A photographic exhibition of Cork’s cycling history can be viewed daily in the City Library on Grand Parade until next Saturday, August 19.
The exhibition was launched yesterday with Cork Cycling Campaign vice-chairperson Kevin Long giving a talk on the history of cycling in Cork for Heritage Week. The talk included an outline of Ireland’s first cycling club, the Lough Rovers, the city’s famous messenger boys and the volume of cyclists at shift changes at Ford.
The campaign said that Lord Mayor Cllr Kieran McCarthy attended and praised Kevin’s research which has taken several years.
As part of the Europe-wide Cycling Cities Initiative, Long wants Cork to join Munich, Johannesburg and Rotterdam who have each published histories of their city’s cycling history as part of the project led by the University of Eindhoven.
Chairperson of Cork Cycling Campaign, Helen Guinan, said: “Kevin’s talk was inspiring. It highlighted how cycling was an important part of Cork society and a key means of transport for decades before the car took over. Looking back at how cycling was valued by the people of Cork can show us the way to appreciate the role of bikes into the future. For the sake of our congested city, we need to fall in love with the bike again in Cork.”

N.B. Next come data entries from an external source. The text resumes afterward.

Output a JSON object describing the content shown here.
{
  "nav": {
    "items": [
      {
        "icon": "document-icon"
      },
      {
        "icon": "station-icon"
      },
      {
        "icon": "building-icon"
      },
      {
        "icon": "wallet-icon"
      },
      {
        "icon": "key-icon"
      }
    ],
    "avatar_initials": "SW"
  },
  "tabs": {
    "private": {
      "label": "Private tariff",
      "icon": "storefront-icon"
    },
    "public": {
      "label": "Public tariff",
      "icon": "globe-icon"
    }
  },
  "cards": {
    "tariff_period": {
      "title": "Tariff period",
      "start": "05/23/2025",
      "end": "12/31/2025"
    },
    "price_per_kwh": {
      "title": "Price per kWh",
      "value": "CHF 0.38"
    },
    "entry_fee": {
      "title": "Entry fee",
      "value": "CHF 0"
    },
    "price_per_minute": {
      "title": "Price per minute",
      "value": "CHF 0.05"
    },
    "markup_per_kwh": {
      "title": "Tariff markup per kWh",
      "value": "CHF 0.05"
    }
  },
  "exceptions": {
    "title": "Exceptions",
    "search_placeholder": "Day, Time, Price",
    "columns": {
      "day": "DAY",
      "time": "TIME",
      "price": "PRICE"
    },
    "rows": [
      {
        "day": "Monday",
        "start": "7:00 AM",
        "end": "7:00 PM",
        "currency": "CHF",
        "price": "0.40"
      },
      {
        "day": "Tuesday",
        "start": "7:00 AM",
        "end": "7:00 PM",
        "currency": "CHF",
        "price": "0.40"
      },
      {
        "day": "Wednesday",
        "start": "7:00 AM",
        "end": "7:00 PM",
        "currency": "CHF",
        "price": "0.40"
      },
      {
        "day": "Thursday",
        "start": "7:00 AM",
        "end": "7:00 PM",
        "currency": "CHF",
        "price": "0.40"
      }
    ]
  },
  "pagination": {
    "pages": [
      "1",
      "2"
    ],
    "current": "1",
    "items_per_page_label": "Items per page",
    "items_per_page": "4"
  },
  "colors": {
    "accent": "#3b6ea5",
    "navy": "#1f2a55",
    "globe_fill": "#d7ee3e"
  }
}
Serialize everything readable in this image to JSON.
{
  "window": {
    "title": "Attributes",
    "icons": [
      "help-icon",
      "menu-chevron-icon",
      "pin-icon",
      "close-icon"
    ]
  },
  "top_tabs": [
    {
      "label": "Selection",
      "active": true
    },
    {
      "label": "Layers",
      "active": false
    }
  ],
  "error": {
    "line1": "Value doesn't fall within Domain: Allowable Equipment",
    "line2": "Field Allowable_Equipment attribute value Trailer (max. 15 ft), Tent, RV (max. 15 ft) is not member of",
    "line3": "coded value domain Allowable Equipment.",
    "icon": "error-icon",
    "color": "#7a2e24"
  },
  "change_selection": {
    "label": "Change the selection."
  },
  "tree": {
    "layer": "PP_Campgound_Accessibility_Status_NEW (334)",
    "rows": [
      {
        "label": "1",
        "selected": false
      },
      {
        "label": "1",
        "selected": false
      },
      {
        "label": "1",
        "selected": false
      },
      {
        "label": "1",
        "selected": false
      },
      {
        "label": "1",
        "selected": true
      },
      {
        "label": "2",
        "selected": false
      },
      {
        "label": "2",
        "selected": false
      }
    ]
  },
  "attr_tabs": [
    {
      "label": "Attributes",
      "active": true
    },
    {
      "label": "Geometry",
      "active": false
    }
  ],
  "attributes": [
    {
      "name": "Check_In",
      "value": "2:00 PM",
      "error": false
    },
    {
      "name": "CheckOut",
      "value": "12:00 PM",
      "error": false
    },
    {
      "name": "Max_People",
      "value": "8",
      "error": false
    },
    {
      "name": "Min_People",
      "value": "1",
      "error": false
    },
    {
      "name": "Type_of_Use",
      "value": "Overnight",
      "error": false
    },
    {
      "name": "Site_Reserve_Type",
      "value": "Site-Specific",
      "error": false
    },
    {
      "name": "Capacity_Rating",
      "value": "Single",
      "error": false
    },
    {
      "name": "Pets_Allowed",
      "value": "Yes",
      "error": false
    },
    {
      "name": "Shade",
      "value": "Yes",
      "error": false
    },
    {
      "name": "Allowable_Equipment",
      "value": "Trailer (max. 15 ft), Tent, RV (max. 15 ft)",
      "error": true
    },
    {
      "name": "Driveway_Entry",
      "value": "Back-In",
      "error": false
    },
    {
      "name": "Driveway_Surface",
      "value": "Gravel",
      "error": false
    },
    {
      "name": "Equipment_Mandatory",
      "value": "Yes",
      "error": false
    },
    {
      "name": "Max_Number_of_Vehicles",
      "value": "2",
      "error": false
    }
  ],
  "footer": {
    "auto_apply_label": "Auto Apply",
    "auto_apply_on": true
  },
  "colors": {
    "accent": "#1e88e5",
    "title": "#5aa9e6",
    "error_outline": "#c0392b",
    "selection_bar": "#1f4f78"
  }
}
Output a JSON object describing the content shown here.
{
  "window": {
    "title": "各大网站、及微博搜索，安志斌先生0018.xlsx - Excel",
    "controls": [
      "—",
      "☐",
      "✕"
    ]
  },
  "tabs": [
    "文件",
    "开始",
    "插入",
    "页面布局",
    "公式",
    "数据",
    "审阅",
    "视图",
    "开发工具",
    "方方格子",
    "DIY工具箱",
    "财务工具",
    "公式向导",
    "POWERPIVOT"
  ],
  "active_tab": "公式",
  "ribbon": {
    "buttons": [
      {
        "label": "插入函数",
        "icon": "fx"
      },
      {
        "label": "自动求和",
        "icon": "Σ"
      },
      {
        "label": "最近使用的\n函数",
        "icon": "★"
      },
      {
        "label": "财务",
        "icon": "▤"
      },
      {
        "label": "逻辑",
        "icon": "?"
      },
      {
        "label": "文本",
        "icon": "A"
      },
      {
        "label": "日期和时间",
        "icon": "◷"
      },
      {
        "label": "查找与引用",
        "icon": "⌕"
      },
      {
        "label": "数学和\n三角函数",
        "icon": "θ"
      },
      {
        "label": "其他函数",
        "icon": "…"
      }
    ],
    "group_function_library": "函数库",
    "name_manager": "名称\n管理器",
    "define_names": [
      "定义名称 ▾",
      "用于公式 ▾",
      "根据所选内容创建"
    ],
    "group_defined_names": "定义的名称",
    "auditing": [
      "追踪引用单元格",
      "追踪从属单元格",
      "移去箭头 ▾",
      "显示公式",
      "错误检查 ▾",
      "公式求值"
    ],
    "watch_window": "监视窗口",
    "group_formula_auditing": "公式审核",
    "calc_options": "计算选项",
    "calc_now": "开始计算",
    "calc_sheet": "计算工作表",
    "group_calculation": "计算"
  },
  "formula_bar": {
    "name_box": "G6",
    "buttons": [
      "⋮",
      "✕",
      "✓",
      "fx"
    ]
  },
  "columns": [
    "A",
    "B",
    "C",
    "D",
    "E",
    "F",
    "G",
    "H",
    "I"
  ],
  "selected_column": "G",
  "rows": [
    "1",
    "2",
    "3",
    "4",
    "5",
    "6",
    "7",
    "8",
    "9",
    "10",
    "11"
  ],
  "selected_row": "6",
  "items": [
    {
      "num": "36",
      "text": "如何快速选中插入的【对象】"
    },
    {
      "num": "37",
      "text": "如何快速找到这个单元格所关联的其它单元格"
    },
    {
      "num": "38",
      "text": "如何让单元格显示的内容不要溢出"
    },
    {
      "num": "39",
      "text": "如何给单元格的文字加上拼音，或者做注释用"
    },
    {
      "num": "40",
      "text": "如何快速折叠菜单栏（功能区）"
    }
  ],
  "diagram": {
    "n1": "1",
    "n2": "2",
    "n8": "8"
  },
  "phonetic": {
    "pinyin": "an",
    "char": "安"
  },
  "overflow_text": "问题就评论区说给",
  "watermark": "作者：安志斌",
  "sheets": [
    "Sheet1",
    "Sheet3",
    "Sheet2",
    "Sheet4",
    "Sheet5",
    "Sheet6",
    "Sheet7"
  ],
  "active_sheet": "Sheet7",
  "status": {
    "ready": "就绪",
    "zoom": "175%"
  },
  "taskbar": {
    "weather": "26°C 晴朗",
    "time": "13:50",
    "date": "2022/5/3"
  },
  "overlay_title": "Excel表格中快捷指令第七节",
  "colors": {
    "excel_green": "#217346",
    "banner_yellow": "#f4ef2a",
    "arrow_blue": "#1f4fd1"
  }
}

Also in attendance at the launch was Farranree resident Finbarr Bevan, who was a messenger boy when he was fifteen.
He spoke to the Cork Cycling Campaign about the importance of messenger boys to businesses in the city. Bevan said: “I worked for Mr Bresnan, a butcher in the English Market. Every morning he’d give me nine pence and send me round the corner for a cup of hot milk and a scone. Then five or six of us would be sent up to Montenotte with meat.”